Laurent Vidal is Director of Research at the French National Research Institute for Sustainable Development (IRD), a major partner for the organisation of our yearly scientific seminar which took place this year in Yaounde. This Doctor in Anthropology expresses his interest in those all too rare moments when researchers and humanitarian practitioners meet.

As a researcher, you take part in a number of seminars. What is the particularity of the international seminar organised each year by the French Red Cross Foundation? What distinguishes it from other seminars?

Laurent VidalFor me, the Foundation’s seminar has two particularities. Firstly, it is a truly multi-actor seminar. This is intentional on behalf of the organisers and it is a reality. There are participants from very different contexts: the academic world in its entirety – researchers, faculty members -, humanitarian actors, of course, but also people from the United Nations system. The second characteristic of the seminar is the choice of setting. With utmost relevance, it takes place in countries where there is a strong humanitarian presence. This is the strength of the meeting. For Cameroon this year for example, humanitarian crises are raging in at least three regions in the country. Over the course of the three round table discussions, we had frank exchanges, without mincing our words, regarding the situation in the country and the method of governance action and action by international agencies. .

The IRD is a loyal partner of the Foundation. It is involved every year in the organisation of the Foundation’s international seminar, by way of its national representation offices. How would you like to see this partnership evolve?

LVThe current model of seminars must be preserved. Through our partnership and the events which we organise together, we must encourage each party – operational agents and researchers – to take distance from their respective subjects. Humanitarian actors must give more time to the analysis of their action and researchers, for their part, to the social utility of their studies, their results, asking themselves how their work can concretely enable an improvement in populations’ living conditions. This is the goal of our collaboration.

 

In your opinion, does humanitarian aid need research?

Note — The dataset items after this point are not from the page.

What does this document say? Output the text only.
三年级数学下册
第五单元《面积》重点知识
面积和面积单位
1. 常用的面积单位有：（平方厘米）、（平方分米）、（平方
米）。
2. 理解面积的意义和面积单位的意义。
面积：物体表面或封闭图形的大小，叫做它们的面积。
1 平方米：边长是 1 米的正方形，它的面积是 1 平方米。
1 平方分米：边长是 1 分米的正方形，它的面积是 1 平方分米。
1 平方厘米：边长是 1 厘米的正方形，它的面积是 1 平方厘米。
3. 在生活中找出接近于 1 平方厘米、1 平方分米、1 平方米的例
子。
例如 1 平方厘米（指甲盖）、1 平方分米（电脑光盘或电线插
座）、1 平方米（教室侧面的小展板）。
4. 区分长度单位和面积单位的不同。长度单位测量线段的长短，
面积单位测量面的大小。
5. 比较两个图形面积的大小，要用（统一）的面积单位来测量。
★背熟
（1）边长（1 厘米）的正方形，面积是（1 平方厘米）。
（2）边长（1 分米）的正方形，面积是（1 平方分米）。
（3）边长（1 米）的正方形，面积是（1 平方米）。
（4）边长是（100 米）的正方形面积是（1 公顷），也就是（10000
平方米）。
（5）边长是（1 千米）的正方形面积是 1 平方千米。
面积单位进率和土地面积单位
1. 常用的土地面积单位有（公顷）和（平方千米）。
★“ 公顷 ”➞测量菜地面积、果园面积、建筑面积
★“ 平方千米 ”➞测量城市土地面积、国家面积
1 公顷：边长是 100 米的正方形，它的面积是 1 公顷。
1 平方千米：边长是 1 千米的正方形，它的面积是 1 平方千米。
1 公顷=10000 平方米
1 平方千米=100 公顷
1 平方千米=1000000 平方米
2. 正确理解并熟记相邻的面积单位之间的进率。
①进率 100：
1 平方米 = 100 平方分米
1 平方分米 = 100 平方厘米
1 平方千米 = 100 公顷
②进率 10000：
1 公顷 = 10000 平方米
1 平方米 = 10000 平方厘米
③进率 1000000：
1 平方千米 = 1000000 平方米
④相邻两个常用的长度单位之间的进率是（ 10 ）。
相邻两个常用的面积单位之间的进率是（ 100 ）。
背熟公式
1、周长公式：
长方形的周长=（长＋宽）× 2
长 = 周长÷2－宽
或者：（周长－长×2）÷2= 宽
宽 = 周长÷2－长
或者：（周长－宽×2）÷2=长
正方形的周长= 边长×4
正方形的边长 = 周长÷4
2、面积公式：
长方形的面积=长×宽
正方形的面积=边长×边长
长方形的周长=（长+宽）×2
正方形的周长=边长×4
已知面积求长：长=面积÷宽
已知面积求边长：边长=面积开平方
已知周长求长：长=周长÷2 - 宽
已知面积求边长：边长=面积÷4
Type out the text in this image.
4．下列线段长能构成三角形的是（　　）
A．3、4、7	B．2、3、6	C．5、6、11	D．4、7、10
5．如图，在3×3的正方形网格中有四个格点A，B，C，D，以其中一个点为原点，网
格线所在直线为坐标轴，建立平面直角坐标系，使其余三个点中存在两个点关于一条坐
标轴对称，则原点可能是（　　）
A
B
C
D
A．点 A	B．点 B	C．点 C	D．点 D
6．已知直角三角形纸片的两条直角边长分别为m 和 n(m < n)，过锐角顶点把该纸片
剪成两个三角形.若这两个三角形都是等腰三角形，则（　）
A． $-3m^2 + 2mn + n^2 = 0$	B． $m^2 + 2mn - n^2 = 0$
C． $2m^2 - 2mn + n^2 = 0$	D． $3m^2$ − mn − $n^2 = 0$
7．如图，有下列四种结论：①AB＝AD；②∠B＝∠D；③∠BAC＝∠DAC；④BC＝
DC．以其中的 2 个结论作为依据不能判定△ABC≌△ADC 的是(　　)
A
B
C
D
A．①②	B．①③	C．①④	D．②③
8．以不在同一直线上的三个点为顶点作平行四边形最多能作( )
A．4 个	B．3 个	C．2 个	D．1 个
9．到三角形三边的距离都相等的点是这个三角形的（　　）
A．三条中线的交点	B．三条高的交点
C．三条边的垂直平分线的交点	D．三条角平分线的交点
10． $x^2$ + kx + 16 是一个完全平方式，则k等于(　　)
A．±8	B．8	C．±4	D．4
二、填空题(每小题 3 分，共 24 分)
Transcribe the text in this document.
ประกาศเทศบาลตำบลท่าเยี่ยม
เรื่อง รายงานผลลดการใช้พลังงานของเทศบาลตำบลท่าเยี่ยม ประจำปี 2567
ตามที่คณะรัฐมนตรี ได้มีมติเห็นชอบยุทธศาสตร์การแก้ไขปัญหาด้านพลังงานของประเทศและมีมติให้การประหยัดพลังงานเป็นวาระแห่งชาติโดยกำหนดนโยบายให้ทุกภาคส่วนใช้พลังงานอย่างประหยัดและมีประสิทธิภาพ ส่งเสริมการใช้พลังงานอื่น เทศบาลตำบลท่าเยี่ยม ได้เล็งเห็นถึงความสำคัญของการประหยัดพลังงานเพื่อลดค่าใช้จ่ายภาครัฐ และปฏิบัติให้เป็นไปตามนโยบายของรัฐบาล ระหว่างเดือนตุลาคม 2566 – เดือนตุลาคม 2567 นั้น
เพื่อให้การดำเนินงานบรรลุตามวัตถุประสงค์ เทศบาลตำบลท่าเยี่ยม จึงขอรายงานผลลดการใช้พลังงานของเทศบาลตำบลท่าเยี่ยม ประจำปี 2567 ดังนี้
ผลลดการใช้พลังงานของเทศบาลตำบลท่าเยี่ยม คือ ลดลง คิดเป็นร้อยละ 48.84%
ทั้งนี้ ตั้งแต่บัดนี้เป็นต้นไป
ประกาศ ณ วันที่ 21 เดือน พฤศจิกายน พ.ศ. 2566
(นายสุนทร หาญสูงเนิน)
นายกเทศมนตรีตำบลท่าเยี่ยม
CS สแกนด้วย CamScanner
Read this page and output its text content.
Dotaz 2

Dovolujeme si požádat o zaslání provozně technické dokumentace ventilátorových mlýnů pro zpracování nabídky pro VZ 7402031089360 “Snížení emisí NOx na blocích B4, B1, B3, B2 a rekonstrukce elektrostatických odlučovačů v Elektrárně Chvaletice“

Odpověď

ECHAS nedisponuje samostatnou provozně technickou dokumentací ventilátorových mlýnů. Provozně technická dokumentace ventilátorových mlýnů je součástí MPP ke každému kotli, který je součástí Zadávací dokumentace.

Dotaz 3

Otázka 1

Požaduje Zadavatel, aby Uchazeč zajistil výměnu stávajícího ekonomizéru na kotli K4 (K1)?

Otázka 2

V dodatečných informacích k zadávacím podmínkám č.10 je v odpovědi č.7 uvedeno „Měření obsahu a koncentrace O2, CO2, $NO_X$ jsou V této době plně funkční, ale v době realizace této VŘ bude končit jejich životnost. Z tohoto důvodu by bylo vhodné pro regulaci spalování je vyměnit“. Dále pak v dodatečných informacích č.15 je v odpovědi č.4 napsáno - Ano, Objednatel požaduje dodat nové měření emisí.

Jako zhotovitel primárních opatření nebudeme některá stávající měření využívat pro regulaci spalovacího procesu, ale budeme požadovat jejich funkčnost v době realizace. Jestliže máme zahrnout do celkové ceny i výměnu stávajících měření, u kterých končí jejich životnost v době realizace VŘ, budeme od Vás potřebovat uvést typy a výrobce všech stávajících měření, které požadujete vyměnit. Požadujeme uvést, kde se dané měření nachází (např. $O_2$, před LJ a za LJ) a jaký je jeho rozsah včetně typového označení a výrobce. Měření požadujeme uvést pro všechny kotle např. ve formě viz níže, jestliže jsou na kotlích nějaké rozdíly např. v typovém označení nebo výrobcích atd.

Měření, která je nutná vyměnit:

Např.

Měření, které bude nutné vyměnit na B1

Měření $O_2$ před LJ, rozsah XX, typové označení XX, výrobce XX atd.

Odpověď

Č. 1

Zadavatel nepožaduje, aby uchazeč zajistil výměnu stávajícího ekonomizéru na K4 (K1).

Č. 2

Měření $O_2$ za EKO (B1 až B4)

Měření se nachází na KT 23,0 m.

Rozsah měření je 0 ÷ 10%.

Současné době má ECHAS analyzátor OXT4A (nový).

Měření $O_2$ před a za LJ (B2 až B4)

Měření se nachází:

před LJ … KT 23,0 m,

LVConversely, I would say that research needs to take humanitarian questions as its subjects. At the IRD in particular, we work on development issues, but these issues often present themselves in the form of crises, which absolutely call to mind humanitarian crises. From the moment that humanitarian aid becomes a subject of research, then I think that humanitarian aid should take the results of this research and take them into account in their decision-making processes and plans of action.